Starbucks LogoEvery once in a while I see something and it just makes complete sense to me. These are always great moments and I know we’ve all had them – that moment where it just clicks.

I often look at other businesses, both large and small, and I wonder “how do they do it?” How do they get up in the morning? What processes do they use to run their business? How do they determine pricing? And yes how do they view themselves? I know I’m not alone here. We all do it.

The goal is of course to learn and the stakes are high. No sense beating around the bush on this – we all have mouths to feed even if they are only our own. And the truth is for better or worse we all tend to be hyper focused on the successes rather than the failures. When a business is super successful that business automatically has our attention. Suddenly those same questions take on an added sense of urgency.

Here I was reading this interview (the entire article is indeed very interesting) given by the CEO of a company that I use on a regular basis, so this is a product that I can say I’m familiar with. This is also a super successful company – one of those companies that so many people think they could in fact run – it’s just a bunch of coffee shops after all. The truth is most people could not run Starbucks. Perhaps there is only one person in the entire universe who could run and that person happens to actually be the person running it.

And here he is, throwing out this very bland statement that to a large extent defines the amazing success of this multi-billion dollar company.

We understand how to elevate and romanticize an experience built around a beverage.

Howard Schultz, CEO of Starbucks in an interview in Fast Company

Wow. That statement alone says so much. First, I’m guessing that it took the internal team at Starbucks years before they even recognized this statement and it’s power. Being able to articulate how and why your business is a success in so few words is a real talent. Some of us might be born with such talents, but for most of us, just like our businesses themselves, this type of talent evolves over time. It takes time to define a business. It takes time to polish your operation. And it takes time to be able to speak effectively about your business. Lesson 1.

This statement also really motivated me because here is their CEO talking about an ordinary product – a beverage, blah, how boring – he doesn’t even say coffee, instead preferring to fall back on the most generic description he can,  and yet he also in the course of a single sentence goes on to explain in very simple terms exactly what it is that has allowed Starbucks to flourish. This company was able to deliver emotion to something that so many of us took for granted. And by doing so Starbucks is a huge winner.  Human experiences will always win. Lesson 2.
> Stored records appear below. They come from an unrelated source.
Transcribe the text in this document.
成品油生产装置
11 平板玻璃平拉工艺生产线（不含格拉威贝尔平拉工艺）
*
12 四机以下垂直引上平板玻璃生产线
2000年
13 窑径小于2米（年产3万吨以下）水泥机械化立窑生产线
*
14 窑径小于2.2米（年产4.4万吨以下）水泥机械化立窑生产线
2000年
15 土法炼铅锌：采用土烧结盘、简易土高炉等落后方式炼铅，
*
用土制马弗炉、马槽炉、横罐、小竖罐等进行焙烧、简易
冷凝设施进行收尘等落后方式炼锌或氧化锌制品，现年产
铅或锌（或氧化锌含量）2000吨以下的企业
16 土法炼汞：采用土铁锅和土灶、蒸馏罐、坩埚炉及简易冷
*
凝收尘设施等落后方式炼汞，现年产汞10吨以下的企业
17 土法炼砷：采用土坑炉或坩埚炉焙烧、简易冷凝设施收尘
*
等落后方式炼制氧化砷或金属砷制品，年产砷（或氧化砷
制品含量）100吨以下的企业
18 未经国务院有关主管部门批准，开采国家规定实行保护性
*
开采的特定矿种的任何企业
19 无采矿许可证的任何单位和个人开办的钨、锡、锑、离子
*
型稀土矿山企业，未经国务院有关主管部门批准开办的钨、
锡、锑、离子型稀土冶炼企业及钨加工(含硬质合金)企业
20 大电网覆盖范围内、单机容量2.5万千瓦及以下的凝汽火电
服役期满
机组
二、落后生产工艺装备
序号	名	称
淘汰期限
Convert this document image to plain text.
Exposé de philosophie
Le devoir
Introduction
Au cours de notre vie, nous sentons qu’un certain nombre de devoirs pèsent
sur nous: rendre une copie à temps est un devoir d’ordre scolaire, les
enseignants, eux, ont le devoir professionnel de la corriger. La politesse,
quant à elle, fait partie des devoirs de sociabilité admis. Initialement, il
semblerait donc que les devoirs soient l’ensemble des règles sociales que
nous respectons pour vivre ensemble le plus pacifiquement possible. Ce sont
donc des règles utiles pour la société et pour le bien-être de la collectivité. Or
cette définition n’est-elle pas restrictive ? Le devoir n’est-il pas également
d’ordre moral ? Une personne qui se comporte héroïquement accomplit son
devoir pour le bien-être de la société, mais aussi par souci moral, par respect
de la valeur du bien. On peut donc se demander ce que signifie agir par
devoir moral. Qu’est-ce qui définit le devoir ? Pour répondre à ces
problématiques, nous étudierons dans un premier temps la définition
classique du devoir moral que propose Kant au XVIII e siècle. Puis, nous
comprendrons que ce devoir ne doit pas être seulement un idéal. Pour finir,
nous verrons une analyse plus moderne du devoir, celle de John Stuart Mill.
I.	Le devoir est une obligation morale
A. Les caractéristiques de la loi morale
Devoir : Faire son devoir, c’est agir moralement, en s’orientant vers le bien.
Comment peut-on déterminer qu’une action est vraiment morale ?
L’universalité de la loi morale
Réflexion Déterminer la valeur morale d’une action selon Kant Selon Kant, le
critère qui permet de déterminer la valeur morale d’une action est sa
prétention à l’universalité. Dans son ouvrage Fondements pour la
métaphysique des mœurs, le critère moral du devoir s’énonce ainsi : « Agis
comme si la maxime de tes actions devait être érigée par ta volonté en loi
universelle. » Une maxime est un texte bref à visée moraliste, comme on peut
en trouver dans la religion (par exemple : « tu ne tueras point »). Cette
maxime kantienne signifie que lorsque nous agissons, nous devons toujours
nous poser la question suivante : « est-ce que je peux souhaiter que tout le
There is also a supreme amount of confidence in this statement. I mean after all, who does this guy think he is? Are we stupid? Does he think we can simply be conned in to paying $2.10 for a medium black coffee just because this coffee shop has clean windows? Of course not. And no, I do not think Howard Schultz thinks he customers are stupid. But I also think that as CEO Howard Schultz possesses an immense amount of confidence in his ability to deliver. After all the sheer absurdity of the statement is brilliant. It’s brilliant in a way that most Starbucks patrons can attest too. Follow through on your convictions.  It’s was will separate you from the rest. Lesson 3.

Actually to build on the point above, not only do I believe Howard Schultz does not believe his customers are stupid. Actually I think he loves them. Why else would he deliver such passion and introduce such rich emotion when talking about one of the keys to the massive success of Starbucks. Love your customers. It really does show and they really do reward you. Lesson 4.

So the big question for you is have you brought enough romance into your own business? When customers interact with you, can they feel your passion? When you and your team are making sales calls is the romance there? When people are taking a passive look at you, have you really thought through the details and made sure they are all adding value?

Romance is not a one way street. You can’t simply walk in a say “I love you.” You have to prove it. You have to show it. You have to live it. And yes, you have to work for it.

We understand how to elevate and romanticize an experience built around a (Your Business Premise Here).